Każdego dnia złoty jest coraz mocniejszy i już zdążyliśmy się do tego przyzwyczaić. Dzisiaj rano doszło do naruszenia poziomu 2,60 zł na dolarze, a kolejne minima ,,zielonego" zostały ustanowione po godz. 14:00. Padł zatem kolejny psychologiczny bastion.
To wynik utrzymującej się słabości amerykańskiej waluty na rynkach światowych, a także dobrych informacji makroekonomicznych z Polski. To sprawia, że złoty pozostaje blisko swoich maksimów względem pozostałych walut - dzisiaj rano ponownie przetestowane zostały okolice 3,70 zł za euro. Do krótkoterminowego przełomu jest jednak coraz bliżej. Złotego mogą osłabić pogarszające się nastroje na rynkach akcji.
Opublikowane dzisiaj o godz. 13:00 wyniki Bank of America negatywnie zaskoczyły inwestorów. Bank poniósł w III kwartale spore straty, co sprawiło, że jego zysk na akcję spadł o ponad 30 proc.
Czeka nas zatem kolejna słaba sesja na Wall Street, a zbyt optymistycznie nastawieni w ostatnich tygodniach uczestnicy rynku, zaczynają się naocznie przekonywać, że amerykańska gospodarka rzeczywiście spowalnia. Dodatkowo po słabych danych z rynku nieruchomości, które poznaliśmy wczoraj (spadek liczby wydanych pozwoleń i rozpoczętych budów do najniższego poziomu od 1993 r.) ponownie wzrosły oczekiwania, iż 31 października FED zdecyduje się na obniżkę stóp procentowych.
Jest to jednym z głównych powodów dla których dolar ponownie traci na rynkach światowych - po godz. 14:00 US Dolar Index przedstawiający relację ,,zielonego" względem 6 głównych walut na świecie osiągnął nowe minima. Z kolei wspólna waluta była najdroższa w historii - kurs EUR/USD osiągnął maksimum na 1,4305. Inwestorzy obawiają się także, iż postępująca słabość amerykańskiej gospodarki będzie negatywnie rzutować na perspektywy finansowania gigantycznego, amerykańskiego zadłużenia.
Przypomnijmy, że opublikowane kilka dni temu dane pokazały odpływ kapitałów z USA, na co złożyła się także redukcja zaangażowania w amerykańskie obligacje przez dwóch największych graczy - Japonię i Chiny.
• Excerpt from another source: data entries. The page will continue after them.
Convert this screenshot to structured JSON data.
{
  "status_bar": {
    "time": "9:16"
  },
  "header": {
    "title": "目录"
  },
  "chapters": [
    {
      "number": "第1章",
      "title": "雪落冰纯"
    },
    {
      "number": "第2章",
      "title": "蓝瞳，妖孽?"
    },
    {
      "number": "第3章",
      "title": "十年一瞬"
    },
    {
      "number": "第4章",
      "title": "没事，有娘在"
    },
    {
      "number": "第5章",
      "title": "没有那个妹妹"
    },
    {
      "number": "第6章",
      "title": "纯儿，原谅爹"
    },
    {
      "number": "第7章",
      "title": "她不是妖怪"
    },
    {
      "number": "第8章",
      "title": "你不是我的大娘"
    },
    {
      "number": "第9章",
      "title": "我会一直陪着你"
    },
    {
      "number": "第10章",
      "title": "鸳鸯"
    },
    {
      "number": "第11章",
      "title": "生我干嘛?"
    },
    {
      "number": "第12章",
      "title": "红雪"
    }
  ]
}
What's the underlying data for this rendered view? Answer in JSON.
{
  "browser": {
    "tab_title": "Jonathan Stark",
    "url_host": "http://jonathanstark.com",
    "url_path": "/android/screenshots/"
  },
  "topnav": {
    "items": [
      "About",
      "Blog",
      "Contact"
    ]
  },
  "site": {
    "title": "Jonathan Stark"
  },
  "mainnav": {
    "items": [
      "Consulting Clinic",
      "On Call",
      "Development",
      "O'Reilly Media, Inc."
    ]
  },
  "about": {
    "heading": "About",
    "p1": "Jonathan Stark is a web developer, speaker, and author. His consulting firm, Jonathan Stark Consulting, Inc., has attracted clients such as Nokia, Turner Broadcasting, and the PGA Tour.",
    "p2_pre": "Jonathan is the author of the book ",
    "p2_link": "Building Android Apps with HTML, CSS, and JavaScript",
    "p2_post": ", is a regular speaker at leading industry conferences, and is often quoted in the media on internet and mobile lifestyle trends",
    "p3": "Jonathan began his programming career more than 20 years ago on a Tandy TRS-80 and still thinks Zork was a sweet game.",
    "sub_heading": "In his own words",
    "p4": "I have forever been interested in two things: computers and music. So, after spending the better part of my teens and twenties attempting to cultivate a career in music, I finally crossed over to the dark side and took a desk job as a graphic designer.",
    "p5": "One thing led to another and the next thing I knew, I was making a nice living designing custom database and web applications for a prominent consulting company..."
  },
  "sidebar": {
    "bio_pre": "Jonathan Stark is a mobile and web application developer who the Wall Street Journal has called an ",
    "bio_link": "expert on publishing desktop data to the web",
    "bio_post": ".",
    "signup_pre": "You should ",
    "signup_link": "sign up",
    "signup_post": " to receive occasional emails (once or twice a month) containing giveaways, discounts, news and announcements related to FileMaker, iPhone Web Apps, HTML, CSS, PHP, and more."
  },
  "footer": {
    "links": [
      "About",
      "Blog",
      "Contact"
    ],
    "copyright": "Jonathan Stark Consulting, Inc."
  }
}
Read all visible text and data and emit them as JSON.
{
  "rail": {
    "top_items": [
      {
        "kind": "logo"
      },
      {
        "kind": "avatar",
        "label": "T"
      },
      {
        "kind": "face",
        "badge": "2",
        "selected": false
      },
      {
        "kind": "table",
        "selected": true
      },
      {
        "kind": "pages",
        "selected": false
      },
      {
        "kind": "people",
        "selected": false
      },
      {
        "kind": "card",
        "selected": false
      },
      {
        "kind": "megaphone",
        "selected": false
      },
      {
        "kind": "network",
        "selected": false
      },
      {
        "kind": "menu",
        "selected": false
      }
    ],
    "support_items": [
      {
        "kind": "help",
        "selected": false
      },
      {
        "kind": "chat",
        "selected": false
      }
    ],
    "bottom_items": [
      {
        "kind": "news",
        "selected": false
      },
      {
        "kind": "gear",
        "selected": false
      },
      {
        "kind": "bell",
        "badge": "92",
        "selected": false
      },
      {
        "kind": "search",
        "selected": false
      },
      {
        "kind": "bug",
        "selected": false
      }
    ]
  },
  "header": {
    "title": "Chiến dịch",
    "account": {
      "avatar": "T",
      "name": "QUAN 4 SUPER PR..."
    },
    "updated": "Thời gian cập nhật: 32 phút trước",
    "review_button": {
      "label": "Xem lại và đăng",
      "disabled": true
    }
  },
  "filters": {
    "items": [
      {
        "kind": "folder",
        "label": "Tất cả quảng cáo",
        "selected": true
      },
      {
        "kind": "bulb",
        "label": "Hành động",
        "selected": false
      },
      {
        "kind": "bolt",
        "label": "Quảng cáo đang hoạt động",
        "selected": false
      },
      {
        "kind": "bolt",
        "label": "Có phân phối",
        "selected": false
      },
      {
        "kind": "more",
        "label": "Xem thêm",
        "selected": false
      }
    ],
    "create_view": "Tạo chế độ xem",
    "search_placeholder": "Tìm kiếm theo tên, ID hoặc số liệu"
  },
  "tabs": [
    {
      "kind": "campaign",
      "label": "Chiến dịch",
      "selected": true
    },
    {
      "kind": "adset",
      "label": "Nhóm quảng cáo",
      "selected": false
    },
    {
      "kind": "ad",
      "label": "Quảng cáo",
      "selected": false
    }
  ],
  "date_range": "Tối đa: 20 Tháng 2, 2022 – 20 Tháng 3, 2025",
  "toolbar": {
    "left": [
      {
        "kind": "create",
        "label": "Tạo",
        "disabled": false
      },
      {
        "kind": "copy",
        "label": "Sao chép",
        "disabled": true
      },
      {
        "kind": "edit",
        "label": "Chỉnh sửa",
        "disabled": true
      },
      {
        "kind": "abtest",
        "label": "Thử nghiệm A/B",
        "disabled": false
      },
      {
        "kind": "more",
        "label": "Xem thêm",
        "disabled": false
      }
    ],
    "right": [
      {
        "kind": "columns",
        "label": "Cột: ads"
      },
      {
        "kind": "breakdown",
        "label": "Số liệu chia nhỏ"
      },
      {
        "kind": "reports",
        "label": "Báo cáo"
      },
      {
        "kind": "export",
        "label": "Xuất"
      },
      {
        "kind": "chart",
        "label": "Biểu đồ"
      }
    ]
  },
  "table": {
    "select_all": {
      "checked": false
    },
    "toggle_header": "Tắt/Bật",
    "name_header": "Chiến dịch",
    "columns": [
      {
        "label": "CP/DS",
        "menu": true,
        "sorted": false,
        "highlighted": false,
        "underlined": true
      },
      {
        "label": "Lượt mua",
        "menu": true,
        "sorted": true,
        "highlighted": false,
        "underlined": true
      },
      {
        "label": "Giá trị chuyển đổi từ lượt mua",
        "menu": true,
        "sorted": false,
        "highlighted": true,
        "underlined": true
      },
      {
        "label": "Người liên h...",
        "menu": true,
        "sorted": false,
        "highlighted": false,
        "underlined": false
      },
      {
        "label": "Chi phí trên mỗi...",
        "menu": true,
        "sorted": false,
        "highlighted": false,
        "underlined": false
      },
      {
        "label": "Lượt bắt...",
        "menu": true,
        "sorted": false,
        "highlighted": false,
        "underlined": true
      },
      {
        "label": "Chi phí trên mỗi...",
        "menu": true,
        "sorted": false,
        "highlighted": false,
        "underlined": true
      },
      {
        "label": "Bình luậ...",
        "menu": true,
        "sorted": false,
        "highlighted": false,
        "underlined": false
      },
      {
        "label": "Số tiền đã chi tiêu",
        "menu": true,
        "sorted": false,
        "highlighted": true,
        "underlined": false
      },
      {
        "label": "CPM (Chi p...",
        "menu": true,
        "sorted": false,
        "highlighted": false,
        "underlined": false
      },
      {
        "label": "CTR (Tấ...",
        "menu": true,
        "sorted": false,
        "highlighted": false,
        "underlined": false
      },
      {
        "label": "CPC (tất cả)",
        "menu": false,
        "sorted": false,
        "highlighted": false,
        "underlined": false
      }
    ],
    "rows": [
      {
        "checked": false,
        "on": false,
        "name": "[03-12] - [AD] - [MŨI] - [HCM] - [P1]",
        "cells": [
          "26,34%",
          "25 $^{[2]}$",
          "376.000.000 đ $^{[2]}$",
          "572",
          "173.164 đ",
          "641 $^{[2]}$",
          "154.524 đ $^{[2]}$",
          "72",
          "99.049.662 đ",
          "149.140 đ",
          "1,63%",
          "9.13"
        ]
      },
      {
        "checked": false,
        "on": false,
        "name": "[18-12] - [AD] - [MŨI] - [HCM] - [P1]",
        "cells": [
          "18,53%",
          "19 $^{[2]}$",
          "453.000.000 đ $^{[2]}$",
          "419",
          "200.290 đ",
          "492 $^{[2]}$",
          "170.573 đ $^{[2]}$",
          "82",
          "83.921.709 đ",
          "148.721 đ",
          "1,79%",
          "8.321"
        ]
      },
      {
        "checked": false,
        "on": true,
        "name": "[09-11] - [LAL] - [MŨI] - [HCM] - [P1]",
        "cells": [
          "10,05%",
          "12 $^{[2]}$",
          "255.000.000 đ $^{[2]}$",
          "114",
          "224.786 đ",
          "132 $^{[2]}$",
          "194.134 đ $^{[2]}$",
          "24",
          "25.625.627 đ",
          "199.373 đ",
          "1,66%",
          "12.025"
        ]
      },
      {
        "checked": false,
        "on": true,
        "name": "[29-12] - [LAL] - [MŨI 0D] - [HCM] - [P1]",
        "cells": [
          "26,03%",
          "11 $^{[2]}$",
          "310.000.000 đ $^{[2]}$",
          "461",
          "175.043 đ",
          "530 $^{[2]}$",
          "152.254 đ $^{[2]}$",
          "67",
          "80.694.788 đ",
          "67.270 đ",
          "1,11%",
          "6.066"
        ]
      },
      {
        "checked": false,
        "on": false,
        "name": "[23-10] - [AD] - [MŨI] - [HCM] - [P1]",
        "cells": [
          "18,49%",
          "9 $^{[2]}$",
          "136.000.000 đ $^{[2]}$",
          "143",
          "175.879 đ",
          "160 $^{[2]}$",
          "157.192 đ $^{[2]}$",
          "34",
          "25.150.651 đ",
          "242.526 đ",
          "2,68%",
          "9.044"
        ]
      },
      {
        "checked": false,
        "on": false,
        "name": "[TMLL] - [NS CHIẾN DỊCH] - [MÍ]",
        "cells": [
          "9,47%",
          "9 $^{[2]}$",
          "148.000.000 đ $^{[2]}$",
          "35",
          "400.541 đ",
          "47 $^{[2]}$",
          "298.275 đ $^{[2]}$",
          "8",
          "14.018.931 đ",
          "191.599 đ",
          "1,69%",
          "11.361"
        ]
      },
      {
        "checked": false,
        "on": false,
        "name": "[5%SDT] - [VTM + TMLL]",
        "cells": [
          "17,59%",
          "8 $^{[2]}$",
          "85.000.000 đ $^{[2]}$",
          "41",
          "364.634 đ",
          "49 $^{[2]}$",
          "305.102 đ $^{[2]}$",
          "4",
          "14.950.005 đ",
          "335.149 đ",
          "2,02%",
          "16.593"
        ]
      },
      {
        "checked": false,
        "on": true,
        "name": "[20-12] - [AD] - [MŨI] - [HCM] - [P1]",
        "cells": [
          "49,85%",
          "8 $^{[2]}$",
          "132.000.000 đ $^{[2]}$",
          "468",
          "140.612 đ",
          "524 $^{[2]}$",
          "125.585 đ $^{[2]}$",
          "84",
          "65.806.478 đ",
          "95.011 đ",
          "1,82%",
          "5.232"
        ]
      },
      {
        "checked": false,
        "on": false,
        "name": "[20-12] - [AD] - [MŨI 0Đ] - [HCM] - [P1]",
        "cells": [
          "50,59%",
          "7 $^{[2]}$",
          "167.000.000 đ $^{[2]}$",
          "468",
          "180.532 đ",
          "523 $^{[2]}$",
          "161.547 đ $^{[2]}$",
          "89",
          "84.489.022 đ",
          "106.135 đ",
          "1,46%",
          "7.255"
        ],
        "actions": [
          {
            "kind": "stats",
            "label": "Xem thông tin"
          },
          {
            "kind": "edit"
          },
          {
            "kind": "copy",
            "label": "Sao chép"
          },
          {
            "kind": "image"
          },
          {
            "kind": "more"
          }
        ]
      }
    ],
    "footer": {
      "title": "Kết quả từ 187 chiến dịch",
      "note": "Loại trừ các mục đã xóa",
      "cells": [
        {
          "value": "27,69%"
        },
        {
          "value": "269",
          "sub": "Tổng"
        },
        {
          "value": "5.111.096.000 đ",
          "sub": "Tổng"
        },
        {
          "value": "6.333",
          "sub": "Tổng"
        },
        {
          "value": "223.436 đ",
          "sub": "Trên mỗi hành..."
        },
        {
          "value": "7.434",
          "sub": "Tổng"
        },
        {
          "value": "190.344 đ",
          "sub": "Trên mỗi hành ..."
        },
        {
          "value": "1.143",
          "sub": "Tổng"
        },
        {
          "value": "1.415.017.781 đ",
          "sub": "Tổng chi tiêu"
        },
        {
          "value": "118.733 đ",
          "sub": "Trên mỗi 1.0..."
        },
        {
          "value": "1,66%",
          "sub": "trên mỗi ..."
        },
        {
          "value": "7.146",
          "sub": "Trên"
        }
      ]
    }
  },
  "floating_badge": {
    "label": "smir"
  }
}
Dodatkowo na rynek trafiły informacje o planach utworzenia suwerennych funduszy zarządzających majątkiem przez kolejne kraje osiągające spore nadwyżki z eksportu. Dotychczas większość z nich była lokowana w USA, a teraz może się to zmienić.
Jest zatem dosyć prawdopodobne, że dolar będzie nadal tracił na wartości. Dzisiaj po południu poznamy istotne dane na temat wskaźników wyprzedzających w amerykańskiej gospodarce we wrześniu (godz. 16:00) i październikowego indeksu aktywności sektora wytwórczego w regionie Filadelfii (godz. 18:00).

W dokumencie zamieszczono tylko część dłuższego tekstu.